Glória de Bale e Agonia de Karius: Real Madrid Conquista o Tri Inédito
Kiev foi palco de uma final inesquecível! Entre a lesão de Salah e as falhas de Karius, o gênio de Bale e o Real Madrid impuseram-se para o tricampeonato consecutivo. Glória e tragédia no futebol.
O palco estava montado em Kiev. De um lado, o Real Madrid, dinastia europeia em busca do impensável tri consecutivo. Do outro, o Liverpool de Jürgen Klopp, um time elétrico, com um Salah em estado de graça, carregando os sonhos de uma torcida apaixonada que há muito ansiava por reconquistar a glória continental. A noite prometia ser épica, um confronto de estilos, de lendas e de novos heróis.

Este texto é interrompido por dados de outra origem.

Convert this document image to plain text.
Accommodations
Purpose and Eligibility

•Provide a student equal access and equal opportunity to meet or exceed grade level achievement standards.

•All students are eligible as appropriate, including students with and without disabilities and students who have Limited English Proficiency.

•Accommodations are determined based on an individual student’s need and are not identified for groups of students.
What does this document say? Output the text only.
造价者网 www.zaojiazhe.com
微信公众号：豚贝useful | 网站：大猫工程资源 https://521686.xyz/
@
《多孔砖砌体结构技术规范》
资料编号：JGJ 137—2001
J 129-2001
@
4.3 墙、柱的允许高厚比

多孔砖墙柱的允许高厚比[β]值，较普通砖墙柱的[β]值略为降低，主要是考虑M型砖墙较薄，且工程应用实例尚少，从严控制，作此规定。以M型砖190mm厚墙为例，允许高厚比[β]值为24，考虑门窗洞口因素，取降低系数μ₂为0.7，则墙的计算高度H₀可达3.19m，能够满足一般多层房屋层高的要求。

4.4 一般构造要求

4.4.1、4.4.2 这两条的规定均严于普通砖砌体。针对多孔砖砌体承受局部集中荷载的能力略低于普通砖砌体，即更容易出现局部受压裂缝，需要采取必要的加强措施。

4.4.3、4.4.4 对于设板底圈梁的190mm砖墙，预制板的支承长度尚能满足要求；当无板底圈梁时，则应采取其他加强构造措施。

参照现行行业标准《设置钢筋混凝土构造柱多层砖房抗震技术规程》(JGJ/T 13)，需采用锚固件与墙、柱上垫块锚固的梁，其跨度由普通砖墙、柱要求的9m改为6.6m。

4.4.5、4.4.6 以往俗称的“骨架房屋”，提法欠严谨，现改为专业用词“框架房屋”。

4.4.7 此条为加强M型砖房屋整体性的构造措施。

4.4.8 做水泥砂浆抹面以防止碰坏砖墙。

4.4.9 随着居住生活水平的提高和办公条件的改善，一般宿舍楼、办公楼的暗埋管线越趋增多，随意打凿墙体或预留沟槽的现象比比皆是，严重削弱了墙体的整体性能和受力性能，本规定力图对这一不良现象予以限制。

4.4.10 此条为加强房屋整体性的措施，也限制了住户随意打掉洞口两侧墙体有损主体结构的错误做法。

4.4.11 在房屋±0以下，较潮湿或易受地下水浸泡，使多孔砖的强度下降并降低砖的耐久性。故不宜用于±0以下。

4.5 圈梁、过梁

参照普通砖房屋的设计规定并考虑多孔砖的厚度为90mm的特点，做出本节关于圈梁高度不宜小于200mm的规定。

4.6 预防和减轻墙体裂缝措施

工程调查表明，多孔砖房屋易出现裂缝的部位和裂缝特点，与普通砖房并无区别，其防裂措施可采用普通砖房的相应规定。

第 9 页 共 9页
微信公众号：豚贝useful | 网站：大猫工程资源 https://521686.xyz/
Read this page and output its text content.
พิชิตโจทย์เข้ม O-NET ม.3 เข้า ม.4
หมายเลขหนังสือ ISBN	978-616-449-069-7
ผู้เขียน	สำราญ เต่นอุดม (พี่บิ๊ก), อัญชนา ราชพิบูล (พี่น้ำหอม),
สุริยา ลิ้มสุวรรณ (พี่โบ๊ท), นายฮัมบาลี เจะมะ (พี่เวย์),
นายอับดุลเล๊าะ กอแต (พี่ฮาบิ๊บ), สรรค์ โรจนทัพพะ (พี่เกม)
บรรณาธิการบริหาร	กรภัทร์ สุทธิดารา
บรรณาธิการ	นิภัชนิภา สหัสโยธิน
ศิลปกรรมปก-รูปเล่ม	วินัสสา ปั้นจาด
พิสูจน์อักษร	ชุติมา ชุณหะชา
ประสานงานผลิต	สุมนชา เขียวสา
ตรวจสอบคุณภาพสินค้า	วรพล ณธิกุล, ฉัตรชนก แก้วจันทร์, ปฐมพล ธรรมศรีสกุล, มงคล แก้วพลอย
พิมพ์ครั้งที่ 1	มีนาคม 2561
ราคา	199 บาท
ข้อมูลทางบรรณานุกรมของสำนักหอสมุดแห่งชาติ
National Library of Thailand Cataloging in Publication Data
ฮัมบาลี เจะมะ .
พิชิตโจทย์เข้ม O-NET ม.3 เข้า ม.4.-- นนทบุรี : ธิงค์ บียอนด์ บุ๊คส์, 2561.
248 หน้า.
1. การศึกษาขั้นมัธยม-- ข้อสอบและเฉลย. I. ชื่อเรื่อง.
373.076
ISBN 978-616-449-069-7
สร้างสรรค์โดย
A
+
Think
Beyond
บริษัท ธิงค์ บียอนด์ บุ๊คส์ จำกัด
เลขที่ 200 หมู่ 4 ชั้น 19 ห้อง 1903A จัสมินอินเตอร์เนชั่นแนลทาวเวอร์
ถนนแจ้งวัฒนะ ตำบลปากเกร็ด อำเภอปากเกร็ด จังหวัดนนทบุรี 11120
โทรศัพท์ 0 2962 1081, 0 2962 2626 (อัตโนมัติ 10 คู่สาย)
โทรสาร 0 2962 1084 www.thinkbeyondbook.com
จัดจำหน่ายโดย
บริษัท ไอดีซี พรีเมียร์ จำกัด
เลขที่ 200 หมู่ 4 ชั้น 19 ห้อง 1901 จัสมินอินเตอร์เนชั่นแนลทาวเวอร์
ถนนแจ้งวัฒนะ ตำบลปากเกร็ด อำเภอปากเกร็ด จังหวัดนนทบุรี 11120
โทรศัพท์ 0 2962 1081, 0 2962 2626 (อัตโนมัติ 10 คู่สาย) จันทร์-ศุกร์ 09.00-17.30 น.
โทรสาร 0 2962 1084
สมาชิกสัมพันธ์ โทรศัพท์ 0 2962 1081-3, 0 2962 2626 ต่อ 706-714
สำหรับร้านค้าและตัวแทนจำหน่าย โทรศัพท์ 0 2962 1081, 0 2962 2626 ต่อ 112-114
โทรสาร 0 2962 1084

Os primeiros minutos foram um turbilhão vermelho. A energia do Liverpool era contagiante, a velocidade de Salah e Mané, a pressão alta sufocando o meio-campo merengue. Era um time com fome, que acreditava, e que fazia a torcida vibrar a cada arrancada, a cada toque na bola de seu faraó egípcio. A final parecia pender para o lado dos Reds.
Mas o futebol, em sua faceta mais cruel, é capaz de virar um conto de fadas em tragédia em questão de segundos. Sergio Ramos e Mohamed Salah, um lance fatídico que gelou o mundo. O braço preso, a queda desajeitada, o ombro lesionado. As lágrimas de Salah ao deixar o campo foram as lágrimas de milhões de torcedores do Liverpool. O motor do time havia sido arrancado.
Com a saída de Salah, a confiança do Liverpool vacilou. E então, o primeiro baque. Um erro inacreditável do goleiro Karius, um lançamento fácil interceptado por Benzema, que apenas precisou empurrar para o gol vazio. Um presente, um golpe cruel, que abriu o placar para o Real Madrid de forma inesperada.
Ainda havia esperança. Poucos minutos depois, Sadio Mané, um guerreiro incansável, aproveitou uma cabeçada de Lovren após escanteio e, com a agilidade de um raio, desviou para o fundo das redes. O empate! O rugido da torcida do Liverpool ressoou novamente em Kiev, o fôlego recuperado, a crença reacendida.
Mas o Real Madrid tinha Gareth Bale no banco, e Zinedine Zidane fez a aposta. Aos 64 minutos, um cruzamento de Marcelo. A bola subiu. Bale, de costas para o gol, fez o impensável. Uma bicicleta acrobática perfeita, a bola voando no ar e estufando a rede de Karius. Um gol de gênio, um lance de pura arte, que se tornaria um dos mais icônicos da história das finais.
E como se o destino quisesse ser ainda mais implacável com Loris Karius, veio o segundo ato da tragédia pessoal do goleiro. Bale arriscou de longe, um chute forte, mas que parecia defensável. Karius, novamente, falhou. A bola escapou de suas mãos, passou por entre elas e foi morrer no fundo do gol. O placar era 3 a 1. A noite de Karius desabava em pesadelo.
Os minutos finais foram de agonia para o Liverpool, e de festa contida para o Real Madrid. O apito final do árbitro selou o destino. O Real Madrid conquistava sua 13ª Liga dos Campeões, e a terceira consecutiva, um feito sem precedentes na era moderna. A festa merengue contrastava com a desolação vermelha.
Naquela noite em Kiev, o futebol mostrou sua face mais dramática. A genialidade de Bale, a resiliência do Real Madrid, e a crueldade implacável para com Loris Karius e o sonho que Salah teve de abandonar. Uma final de altos e baixos emocionais, de momentos que se gravaram na memória, provando que, no futebol, a glória e a tragédia andam muitas vezes de mãos dadas, deixando cicatrizes e lendas.